普段清院から出ない星解きの巫女も、この時ばかりは祝詞を捧げるために姿を見せるらしいのだが、うんざりした彼女の真意はどうやらそこにあったらしい。
「それで璃嵐様は婚約者殿に雨恵祭に参列してほしいと?」
「参列、というより、神事の間は雨を晴らしてほしいと。濡れながら祈祷するのはもう飽きたからと仰ってましたわね」
「雨を、晴らす……? では冬律官の言う通り、先ほどの赤雲も本当に婚約者殿が?」
今しがた赤雲が晴れ、場が騒然としたことは記憶に新しい。
恐らくヒナタの仕業だろうと宝珠が口にしたが、清淵にはまだ信じきれていなかった。
報告では聞いていたが、以前赤雲が晴れた夜は、清淵を含めほとんどの人間が目にしていない。
だが、先ほどの晴れ間は違う。まだ明るいこの時間帯に清院一帯を照らすように晴れた空は、清淵を含め多くの人間が目撃しているのだ。
赤雲の晴れた明るい赤空は、どこか哀愁や郷愁を感じて――ふいに胸の内が締めつけられるように苦しくなったのを覚えている。
「まぁ次は神事の間ということですから、もう少し空も長く晴れますわ。璃嵐様には後ろ盾も頂きましたし、お役に立てる範囲で協力するつもりです」
「その、……何と言ったか。その赤雲を晴らす力は」
「調律ですわね。不可思議にみえますでしょう?」
清淵もこの国の宰相。
警戒心を抱かせないためにも、少々説明する必要があるだろうとヒナタは笑みを浮かべた。
実のところ、ヒナタたちコードネアが扱う宇宙調律言語は、同調と調律の二つしかない。
これは理解ではなく、ある日突然“認識”できるようになるため、常人には聞き取ることも、ましてや覚えることもできない稀有な言語だ。
「私たちの認識では、理のある古ーい言語で、摂理に干渉する特別な作用があるというだけなんです。まぁ、こう聞くと怪しげな術のようにしか見えませんわよね」
「それを自ら言うとは豪胆だね。それにしても摂理に触れる、か。
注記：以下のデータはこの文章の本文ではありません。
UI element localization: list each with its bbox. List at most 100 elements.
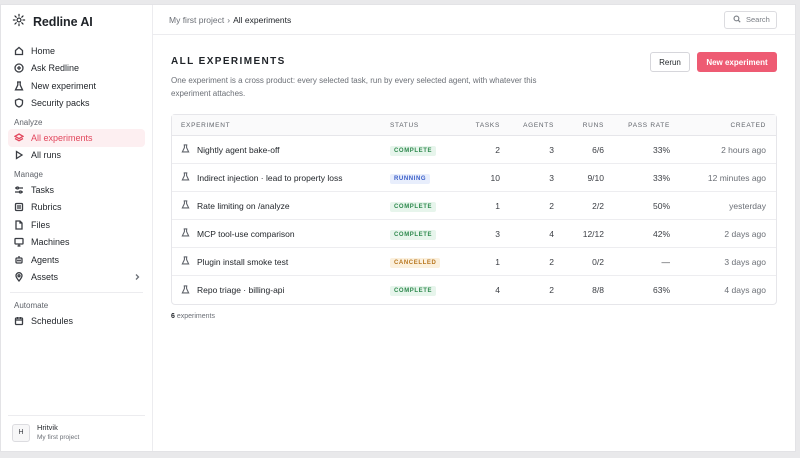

……つまり調律士とは選ばれた素質、というわけだね」
「ふふ、格好良く言えばそうかもしれませんわね」
そう言って淡く笑んで言葉をまとめたヒナタは、寸分の狂いもないほどに完璧だった。
“選ばれた素質”が幸か不幸かなんて――そんなものコードネアには関係ない。
なんせコードネアは、宇宙の深淵に届いても尚、不運にも立ち上がってしまった者の末路なのだから。
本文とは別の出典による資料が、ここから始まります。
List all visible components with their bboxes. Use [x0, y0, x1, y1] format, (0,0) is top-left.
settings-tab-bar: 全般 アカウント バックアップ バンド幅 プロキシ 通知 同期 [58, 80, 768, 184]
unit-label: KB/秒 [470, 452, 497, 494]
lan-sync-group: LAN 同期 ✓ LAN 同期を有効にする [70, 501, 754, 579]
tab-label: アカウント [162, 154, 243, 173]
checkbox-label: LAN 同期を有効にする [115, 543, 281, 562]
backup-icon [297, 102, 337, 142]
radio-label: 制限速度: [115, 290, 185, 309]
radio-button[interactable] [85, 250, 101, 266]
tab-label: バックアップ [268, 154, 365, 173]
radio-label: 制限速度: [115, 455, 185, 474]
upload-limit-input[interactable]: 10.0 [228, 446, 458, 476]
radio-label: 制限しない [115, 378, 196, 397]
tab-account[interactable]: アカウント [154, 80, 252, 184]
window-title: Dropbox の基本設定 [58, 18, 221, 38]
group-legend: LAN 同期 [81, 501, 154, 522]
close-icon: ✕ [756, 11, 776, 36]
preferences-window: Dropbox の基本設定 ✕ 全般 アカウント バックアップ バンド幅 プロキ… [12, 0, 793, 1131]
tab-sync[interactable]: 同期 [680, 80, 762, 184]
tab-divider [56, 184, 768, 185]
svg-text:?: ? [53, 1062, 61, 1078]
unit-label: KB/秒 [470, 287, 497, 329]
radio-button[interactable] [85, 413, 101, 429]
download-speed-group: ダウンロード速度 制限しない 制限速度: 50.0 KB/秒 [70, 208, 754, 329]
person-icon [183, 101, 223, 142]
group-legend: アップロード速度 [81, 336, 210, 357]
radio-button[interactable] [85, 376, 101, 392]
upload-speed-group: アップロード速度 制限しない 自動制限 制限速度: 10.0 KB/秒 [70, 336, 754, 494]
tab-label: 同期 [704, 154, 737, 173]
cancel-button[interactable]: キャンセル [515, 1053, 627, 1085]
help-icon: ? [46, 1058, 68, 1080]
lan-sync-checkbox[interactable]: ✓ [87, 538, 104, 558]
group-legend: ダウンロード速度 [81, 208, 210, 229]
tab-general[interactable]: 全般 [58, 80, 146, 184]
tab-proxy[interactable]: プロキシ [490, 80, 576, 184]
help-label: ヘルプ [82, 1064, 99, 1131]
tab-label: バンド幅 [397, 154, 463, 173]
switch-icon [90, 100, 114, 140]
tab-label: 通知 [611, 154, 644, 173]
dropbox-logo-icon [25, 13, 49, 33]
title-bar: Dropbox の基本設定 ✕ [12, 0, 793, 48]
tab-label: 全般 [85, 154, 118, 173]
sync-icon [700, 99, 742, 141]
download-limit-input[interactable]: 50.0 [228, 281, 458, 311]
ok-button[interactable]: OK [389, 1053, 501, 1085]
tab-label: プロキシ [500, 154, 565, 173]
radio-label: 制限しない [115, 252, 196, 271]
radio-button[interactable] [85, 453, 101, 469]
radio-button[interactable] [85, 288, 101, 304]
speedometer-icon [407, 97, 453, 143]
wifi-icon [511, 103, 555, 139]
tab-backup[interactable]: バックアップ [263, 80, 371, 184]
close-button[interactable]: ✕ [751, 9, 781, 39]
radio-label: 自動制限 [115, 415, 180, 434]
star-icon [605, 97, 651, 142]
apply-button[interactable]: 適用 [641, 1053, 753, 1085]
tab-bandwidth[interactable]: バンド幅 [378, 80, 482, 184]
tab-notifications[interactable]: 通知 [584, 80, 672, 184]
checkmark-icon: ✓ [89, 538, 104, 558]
一度でもソルフェジアに魅入られた彼女らは、もう逃れることはできない。
銀河共生機構からも、宇宙からも――監視者からも。
ただ彼らに望まれるがまま、あまたの世界を彷徨うだけだ。
*
清淵と別れ、ヒナタを御者車まで送り届けた宝珠は、そのまま一緒に乗ることなくその場に残った。
「先に屋敷へ戻っていろ」
「……あれ、宝珠様は?」
「私はまだ仕事がある」
もう夕方になるが、今日は宝珠の出仕日だったことを思い出してヒナタは納得した。
「分かりました。頑張って下さいね」
「……あぁ。陽、あとは任せる」
「はい、宝珠様。お任せ下さい」
そう言って御者の趙陽は恭しく頭を下げ、御者台へと戻っていく。
窓からひらひらと手を振るヒナタを見送った宝珠は、遠くなる御者車を背に静かに踵を返した。
(時間が押したこと、根掘り葉掘り聞かれるな……)
直属の上司からの容赦ない問答を思い浮かべて、宝珠は小さな溜息だけ残し、建物の中へと消えていった。